Schlagwörter
Angst, Asperger-Syndrom, Erinnern, Nähelosigkeit, Warten, Zählen
Sie ist so weit weg, dass mir nichts von ihr geblieben ist als bildlose Worte.
Ich zähle die Tage, bis ich sie wiedersehen werde.
Zählen macht das Warten erträglicher, weil es die Zeit eingrenzt.
Aber Nähelosigkeit macht sich nichts aus Zahlen.
Sie breitet sich jeden Tag weiter aus und lässt sich nicht eingrenzen.
Alles, was mich mit ihr verbindet, ist Vergangenheit.
Vergangenheit – ein abgeschlossenes Kapitel.
In der Gegenwart existiert sie nicht mehr.
Nur Worte erinnern mich daran, dass sie einmal verlässlicher Teil meines Alltages war.
Ich habe Angst.
Angst, sie mit der wachsenden Nähelosigkeit zu verlieren oder bereits verloren zu haben.
Je größer die Angst wird, desto häufiger muss ich zählen.
Immer und immer wieder.
Das Zählen beruhigt, weil Zahlen Sicherheit geben.
Ich habe sie in meinen Terminkalender eingetragen. Jeden Tag eine Zahl.
Wenn ich zähle, dann weiß ich, dass jede Zahl die Zeit angibt, die ich noch warten muss.
Warten, bis sie wieder da ist.
Manchmal rechne ich die Tage auch in Stunden um, weil ein Stunde vierundzwanzig mal schneller vergeht als ein Tag und ich alle sechzig Minuten mit dem Zählen neu beginnen kann.
Ich muss zählen.
Ich muss die Tage zählen und die Stunden, bis ich sie endlich wiedersehe.
Immer und immer wieder.
An den Zahlen kann ich mich festhalten.
Sie setzen der Unerreichbarkeit Grenzen, messbare Grenzen.
Grenzen, die ich logisch erfassen kann und die zuverlässig sind.
Denn dass die Zahlen mit jeder Minute, mit jeder Stunde und jedem Tag kleiner werden, ist die logische Konsequenz des rückwärts Zählens.
Doch je kleiner die Zahlen werden, desto größer wird die Nähelosigkeit, die sie mit jedem Tag weniger greifbar macht.

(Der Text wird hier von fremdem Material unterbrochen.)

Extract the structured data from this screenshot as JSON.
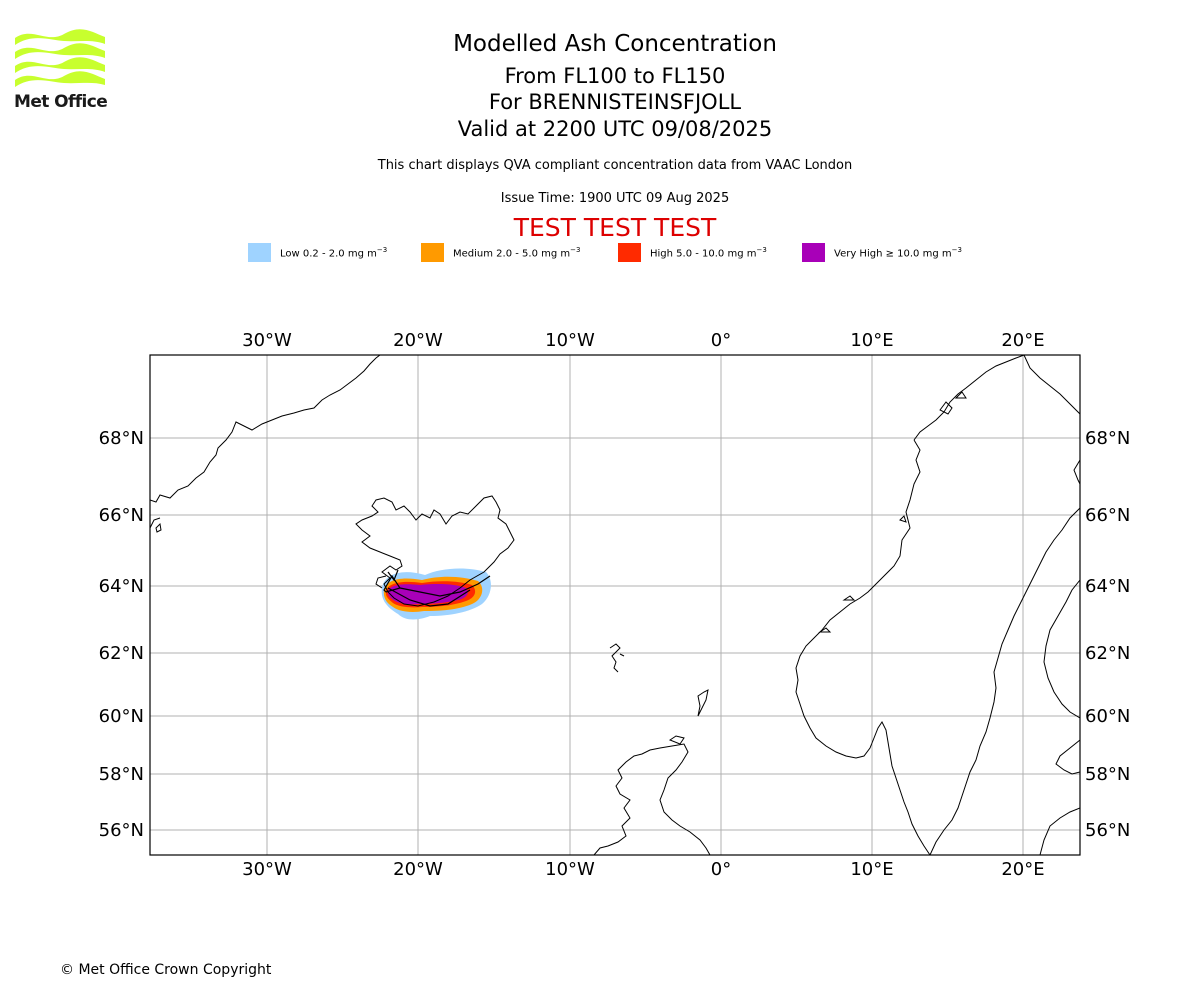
{
  "logo": {
    "brand": "Met Office",
    "colors": {
      "waves": "#c8ff2e",
      "text": "#1a1a1a"
    }
  },
  "header": {
    "title": "Modelled Ash Concentration",
    "level": "From FL100 to FL150",
    "volcano": "For BRENNISTEINSFJOLL",
    "valid": "Valid at 2200 UTC 09/08/2025",
    "note": "This chart displays QVA compliant concentration data from VAAC London",
    "issue": "Issue Time: 1900 UTC 09 Aug 2025",
    "test_banner": "TEST TEST TEST",
    "test_color": "#dd0000"
  },
  "legend": [
    {
      "label": "Low 0.2 - 2.0 mg m",
      "unit_exp": "−3",
      "color": "#9fd3ff"
    },
    {
      "label": "Medium 2.0 - 5.0 mg m",
      "unit_exp": "−3",
      "color": "#ff9a00"
    },
    {
      "label": "High 5.0 - 10.0 mg m",
      "unit_exp": "−3",
      "color": "#ff2a00"
    },
    {
      "label": "Very High  ≥  10.0 mg m",
      "unit_exp": "−3",
      "color": "#a800b8"
    }
  ],
  "map": {
    "lon_ticks": [
      "30°W",
      "20°W",
      "10°W",
      "0°",
      "10°E",
      "20°E"
    ],
    "lat_ticks": [
      "68°N",
      "66°N",
      "64°N",
      "62°N",
      "60°N",
      "58°N",
      "56°N"
    ],
    "grid": true,
    "coastline_color": "#000000",
    "grid_color": "#b0b0b0"
  },
  "footer": {
    "copyright": "© Met Office Crown Copyright"
  }
}
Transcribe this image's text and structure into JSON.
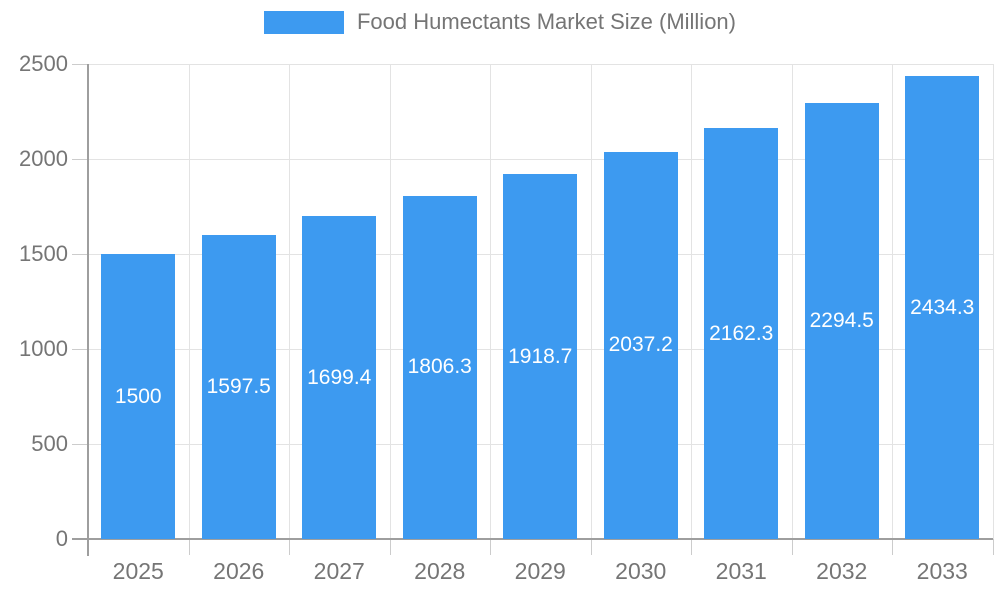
{
  "chart_data": {
    "type": "bar",
    "title": "Food Humectants Market Size (Million)",
    "categories": [
      "2025",
      "2026",
      "2027",
      "2028",
      "2029",
      "2030",
      "2031",
      "2032",
      "2033"
    ],
    "values": [
      1500,
      1597.5,
      1699.4,
      1806.3,
      1918.7,
      2037.2,
      2162.3,
      2294.5,
      2434.3
    ],
    "bar_labels": [
      "1500",
      "1597.5",
      "1699.4",
      "1806.3",
      "1918.7",
      "2037.2",
      "2162.3",
      "2294.5",
      "2434.3"
    ],
    "y_ticks": [
      0,
      500,
      1000,
      1500,
      2000,
      2500
    ],
    "y_tick_labels": [
      "0",
      "500",
      "1000",
      "1500",
      "2000",
      "2500"
    ],
    "ylim": [
      0,
      2500
    ],
    "xlabel": "",
    "ylabel": "",
    "legend_position": "top",
    "grid": true,
    "colors": {
      "bar": "#3D9AF0",
      "axis": "#9E9E9E",
      "gridline": "#E3E3E3",
      "tick": "#CCCCCC",
      "tick_label": "#757575",
      "bar_label": "#FFFFFF",
      "background": "#FFFFFF"
    }
  }
}
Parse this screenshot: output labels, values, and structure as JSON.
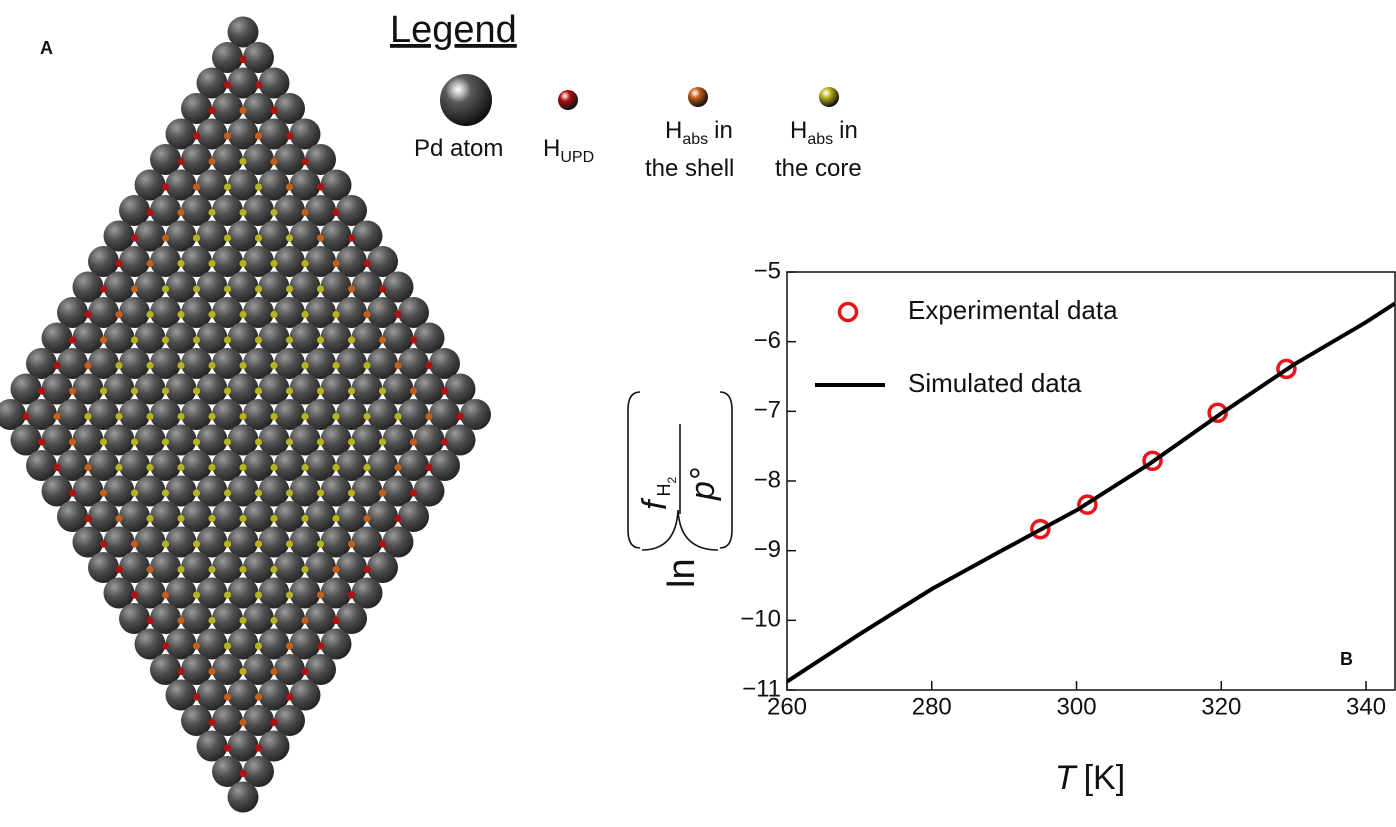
{
  "panel_a": {
    "label": "A",
    "legend": {
      "title": "Legend",
      "items": [
        {
          "label": "Pd atom",
          "color": "#5a5a5a"
        },
        {
          "symbol": "H",
          "subscript": "UPD",
          "color": "#b3100f"
        },
        {
          "symbol": "H",
          "subscript": "abs",
          "suffix": "in",
          "line2": "the shell",
          "color": "#c45f17"
        },
        {
          "symbol": "H",
          "subscript": "abs",
          "suffix": "in",
          "line2": "the core",
          "color": "#b8b21c"
        }
      ]
    }
  },
  "chart_data": {
    "type": "line",
    "panel_label": "B",
    "xlabel": {
      "symbol": "T",
      "unit": "[K]"
    },
    "ylabel": {
      "function": "ln",
      "numerator": "f",
      "subscript": "H",
      "subscript2": "2",
      "denominator": "p°"
    },
    "xlim": [
      260,
      344
    ],
    "ylim": [
      -11,
      -5
    ],
    "xticks": [
      260,
      280,
      300,
      320,
      340
    ],
    "yticks": [
      {
        "value": -5,
        "label": "−5"
      },
      {
        "value": -6,
        "label": "−6"
      },
      {
        "value": -7,
        "label": "−7"
      },
      {
        "value": -8,
        "label": "−8"
      },
      {
        "value": -9,
        "label": "−9"
      },
      {
        "value": -10,
        "label": "−10"
      },
      {
        "value": -11,
        "label": "−11"
      }
    ],
    "legend": "upper left",
    "series": [
      {
        "name": "Experimental data",
        "style": "markers",
        "color": "#e8141a",
        "x": [
          295,
          301.5,
          310.5,
          319.5,
          329
        ],
        "values": [
          -8.69,
          -8.34,
          -7.71,
          -7.02,
          -6.39
        ]
      },
      {
        "name": "Simulated data",
        "style": "line",
        "color": "#000000",
        "x": [
          260,
          270,
          280,
          290,
          300,
          310,
          320,
          330,
          340,
          344
        ],
        "values": [
          -10.88,
          -10.2,
          -9.55,
          -8.98,
          -8.42,
          -7.76,
          -7.03,
          -6.33,
          -5.72,
          -5.45
        ]
      }
    ]
  }
}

Erinnerung hat keine Gesichter.
Nur Worte. Bildlose Worte.
Ich kann nicht einmal mehr beschreiben, wie sie aussieht.
Sie ist weg. Einfach weg.
Auch ihre Stimme auf dem Anrufbeantworter ist Vergangenheit.
Wenn mich die Angst, sie nie wieder zu sehen überrennt, höre ich das Band ab.
Immer und immer wieder.
Es ist ihre Stimme.
Es sind ihre Worte – bildlose Worte.
Aber sie sind kein Teil der Gegenwart.
Sie ist kein Teil der Gegenwart.
Kein Teil meiner Woche, auf deren Plan ihr Name seit drei Wochen nicht mehr steht.
Nichts steht mehr dort. Der Platz für ihren Namen bleibt leer.
Ich weiß nicht, was ich in der Zeit machen werde, die für ihren Namen reserviert ist.
Ich kann den Tag nicht für ein paar Wochen anders strukturieren.
Das würde eine weitere Veränderung bedeuten und damit noch mehr Unsicherheit.
Vielleicht gäbe es mehr Sicherheit, wenn meine Erinnerung Bilder hätte.
Bilder, an denen ich mich festhalten könnte.
Ich weiß es nicht, denn ich kenne von meiner Kindheit an nur jenes bildlose Erinnern, welches beginnt, sobald sich ein Mensch nicht mehr sichtbar im gleichen Raum mit mir befindet.
Ein Erinnern, das keine Nähe schafft, weil ich den Menschen in Gedanken weder vor mir sehen oder hören noch riechen oder fühlen kann. Ich muss einen Menschen mit einem der Sinne tatsächlich wahrnehmen, um seine Nähe spüren zu können. Fällt diese Möglichkeit der Wahrnehmung weg, dann entsteht jene Nähelosigkeit, vor der ich mich so fürchte, weil sie mich von einem Menschen trennt und ihn für mich unerreichbar macht.
So, wie sie im Moment für mich unerreichbar geworden ist.